• Bambuí, 10 de Dezembro de 2019

Robinho é condenado a 9 anos de prisão por agressão sexual na Itália

Foto: Reprodução

A nona sessão do tribunal de Milão condenou o atacante do Atlético Robinho a nove anos de prisão por agressão sexual grupal a uma garota albanesa de 22 anos, em uma discoteca de Milão, em 22 de janeiro de 2013. O ato, de acordo com a investigação, foi consumado por Robinho, que defendia o Milan naquela época, e outras cinco pessoas, sendo que uma delas seria Ricardo Falco, amigo do craque, que também levou a mesma pena, segundo informam jornais italianos.

Para os outros quatro réus, segundo informa o site Leggo, o julgamento foi suspenso. O craque e seu amigo também terão de desembolsar 60 mil euros de danos à vítima.

Segundo informações da agência de notícias italiana Ansa e de outros periódicos italianos, como o veredicto foi dado em primeiro instância, jogador poderá ainda recorrer à Justiça local. Enquanto não houver condenação final, a pena não será aplicada. Assim, o atacante alvinegro responderá o caso em liberdade.

Esta é a segunda acusação de estupro enfrentada pelo jogador. Em 2009, ele foi investigado, na Inglaterra, após uma mulher ter dito que foi violentada por ele em uma discoteca da cidade de Leeds.
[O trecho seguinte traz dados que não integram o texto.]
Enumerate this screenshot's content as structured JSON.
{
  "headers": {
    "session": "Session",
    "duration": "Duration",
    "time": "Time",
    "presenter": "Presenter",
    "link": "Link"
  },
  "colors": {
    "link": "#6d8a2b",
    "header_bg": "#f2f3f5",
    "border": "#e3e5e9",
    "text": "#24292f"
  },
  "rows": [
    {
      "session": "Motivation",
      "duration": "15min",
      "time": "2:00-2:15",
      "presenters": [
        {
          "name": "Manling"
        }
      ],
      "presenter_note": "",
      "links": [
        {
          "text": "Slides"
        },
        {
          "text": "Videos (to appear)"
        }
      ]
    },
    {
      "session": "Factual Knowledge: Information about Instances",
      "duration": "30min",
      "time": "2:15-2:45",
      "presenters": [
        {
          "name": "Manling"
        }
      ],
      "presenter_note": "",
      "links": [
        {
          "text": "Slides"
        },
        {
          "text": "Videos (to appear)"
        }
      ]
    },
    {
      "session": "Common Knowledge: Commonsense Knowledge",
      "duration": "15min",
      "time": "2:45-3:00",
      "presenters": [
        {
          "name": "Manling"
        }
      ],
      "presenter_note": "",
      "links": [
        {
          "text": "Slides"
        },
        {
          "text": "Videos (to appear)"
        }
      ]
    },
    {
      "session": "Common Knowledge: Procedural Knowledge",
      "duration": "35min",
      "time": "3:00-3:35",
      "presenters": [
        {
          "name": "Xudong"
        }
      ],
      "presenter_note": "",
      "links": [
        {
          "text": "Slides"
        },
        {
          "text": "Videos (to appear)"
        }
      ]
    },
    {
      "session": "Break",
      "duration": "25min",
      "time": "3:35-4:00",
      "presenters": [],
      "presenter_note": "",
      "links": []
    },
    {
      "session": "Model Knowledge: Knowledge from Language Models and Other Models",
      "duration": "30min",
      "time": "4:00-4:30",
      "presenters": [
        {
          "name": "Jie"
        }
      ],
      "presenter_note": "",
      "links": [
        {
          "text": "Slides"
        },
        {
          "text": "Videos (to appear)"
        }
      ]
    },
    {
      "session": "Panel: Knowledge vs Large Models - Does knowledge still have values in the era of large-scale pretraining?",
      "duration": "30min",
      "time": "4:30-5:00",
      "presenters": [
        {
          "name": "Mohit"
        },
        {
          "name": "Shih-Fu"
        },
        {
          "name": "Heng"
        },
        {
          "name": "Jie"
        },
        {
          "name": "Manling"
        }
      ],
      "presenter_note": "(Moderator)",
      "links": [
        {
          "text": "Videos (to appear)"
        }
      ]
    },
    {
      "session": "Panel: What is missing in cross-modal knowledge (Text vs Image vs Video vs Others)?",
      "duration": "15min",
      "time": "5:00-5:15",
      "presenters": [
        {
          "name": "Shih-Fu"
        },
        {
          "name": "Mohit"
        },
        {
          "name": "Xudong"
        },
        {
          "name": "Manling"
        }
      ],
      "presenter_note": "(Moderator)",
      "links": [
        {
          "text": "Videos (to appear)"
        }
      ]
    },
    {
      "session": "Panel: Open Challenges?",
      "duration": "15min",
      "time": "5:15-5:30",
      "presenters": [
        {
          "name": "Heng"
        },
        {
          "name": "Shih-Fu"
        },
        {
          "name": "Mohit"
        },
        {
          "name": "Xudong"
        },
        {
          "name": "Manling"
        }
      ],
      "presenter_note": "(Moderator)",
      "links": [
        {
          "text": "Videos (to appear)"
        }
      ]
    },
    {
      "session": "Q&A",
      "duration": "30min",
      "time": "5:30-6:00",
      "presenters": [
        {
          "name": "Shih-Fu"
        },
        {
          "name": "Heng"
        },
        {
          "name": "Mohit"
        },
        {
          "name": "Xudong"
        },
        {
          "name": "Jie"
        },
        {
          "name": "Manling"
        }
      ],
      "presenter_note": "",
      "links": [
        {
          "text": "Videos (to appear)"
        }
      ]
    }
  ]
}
O jogador, que à época defendendo o Manchester City, foi inocentado naquela ocasião.

Em nota, a empresária do jogador, Marisa Alija Ramos, informou que Robinho já se defendeu das acusações e que nega participação no ato. 

Sobre o assunto envolvendo o atacante Robinho, em um fato ocorrido há alguns anos, esclareço que meu cliente já se defendeu das acusações, afirmando não ter qualquer participação no episódio. Todas as providências legais já estão sendo tomadas acerca desta decisão em primeira instância.

Em contato com a reportagem, o Atlético afirmou que ainda não se manifestará sobre o ocorrido, pois é um assunto pessoal do atleta.

O caso

Em 2013, o jornal italiano "Corriere dello Sport", noticiou que o camisa 7 do Galo conheceu a jovem albanesa em janeiro de 2013, durante um jantar em Milão, quando estava acompanhado dos amigos e de sua esposa. O ato teria ocorrido na mesma noite. Porém, a denúncia foi feita "alguns meses mais tarde", segundo informou o veículo. 

Coordenada pelo vice-procurador Pietro Forno e pela promotora Alessia Mel, a investigação colheu o depoimento da vítima. Em junho de 2014, Robinho prestou esclarecimentos. O Ministério Público chegou a pedir a prisão do jogador à época, mas a juíza Alessandra Simion rejeitou o pedido de custódia. Segundo ela, não havia razão para a precaução, nem risco de reincidência, fuga ou supressão de provas.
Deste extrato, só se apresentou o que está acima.